Properties and Uses –
The dettoaḥina, as mentioned, has the consistency of a paté and is used as a condiment in numerous recipes: falafel, meatballs made from fava bean or chickpea, usually accompanying sliced ​​tomatoes and cucumbers, or to prepare hummus, a typical chickpea cream of the Arab countries to which ṭaḥina is mixed. It also goes well with some meats, especially if the taste is tempered by garlic and lemon juice.
Its flavor is similar to that of walnuts with an aroma reminiscent of that of peanuts, but it is less sweet and with a toasted note.
Halva is also found as a dessert, prepared with the addition of almonds and pistachios, and consumed together with honey on bread.
This pate is often prepared at home and the result is qualitatively superior if done at the moment.
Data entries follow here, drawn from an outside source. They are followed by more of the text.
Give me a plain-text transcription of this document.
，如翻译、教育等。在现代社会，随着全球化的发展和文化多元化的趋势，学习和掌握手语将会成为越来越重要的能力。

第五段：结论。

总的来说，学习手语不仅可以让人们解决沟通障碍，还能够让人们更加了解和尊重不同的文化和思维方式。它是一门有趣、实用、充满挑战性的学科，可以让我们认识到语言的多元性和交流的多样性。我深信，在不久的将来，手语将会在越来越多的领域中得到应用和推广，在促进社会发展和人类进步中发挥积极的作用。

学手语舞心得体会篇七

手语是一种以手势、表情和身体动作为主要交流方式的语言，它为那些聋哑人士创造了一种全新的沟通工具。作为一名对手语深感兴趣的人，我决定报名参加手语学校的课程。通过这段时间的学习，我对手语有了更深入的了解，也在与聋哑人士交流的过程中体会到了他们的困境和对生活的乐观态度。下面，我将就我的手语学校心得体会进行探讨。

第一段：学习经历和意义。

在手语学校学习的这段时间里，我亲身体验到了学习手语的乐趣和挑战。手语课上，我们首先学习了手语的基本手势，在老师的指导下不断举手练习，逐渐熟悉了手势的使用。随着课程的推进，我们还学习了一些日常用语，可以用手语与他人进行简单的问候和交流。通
In fact, additives are often added industrially to stabilize the compound, which normally would easily separate into two phases.

Preparations –
To prepare tahina it is necessary to toast the white sesame seeds lightly, so that they maintain a delicate flavor without a bitter aftertaste, ground in flour and mixed with oil until a cream is obtained.
Obviously, the homemade tahina, having no stabilizers and preservatives, is of superior quality but can also be found ready in jars in the ethnic shops and supermarkets best stocked, even organic: the best contain only sesame seeds, without preservatives or whiteners . Once opened, it should be kept in the refrigerator.
Among the recipes based on tahina we mention:
– Hummus of chickpeas;
– 3-grain hamburger;
– Vegetable cannoncini with chickpea hummus;
– Spelled tagliatelle with Tuscan cabbage pesto and leeks;
– Couscous with vegetables and sesame sauce.

Guido Bissanti

Warning: The information shown is not medical advice and may not be accurate. The contents are for illustrative purposes only and do not replace medical advice.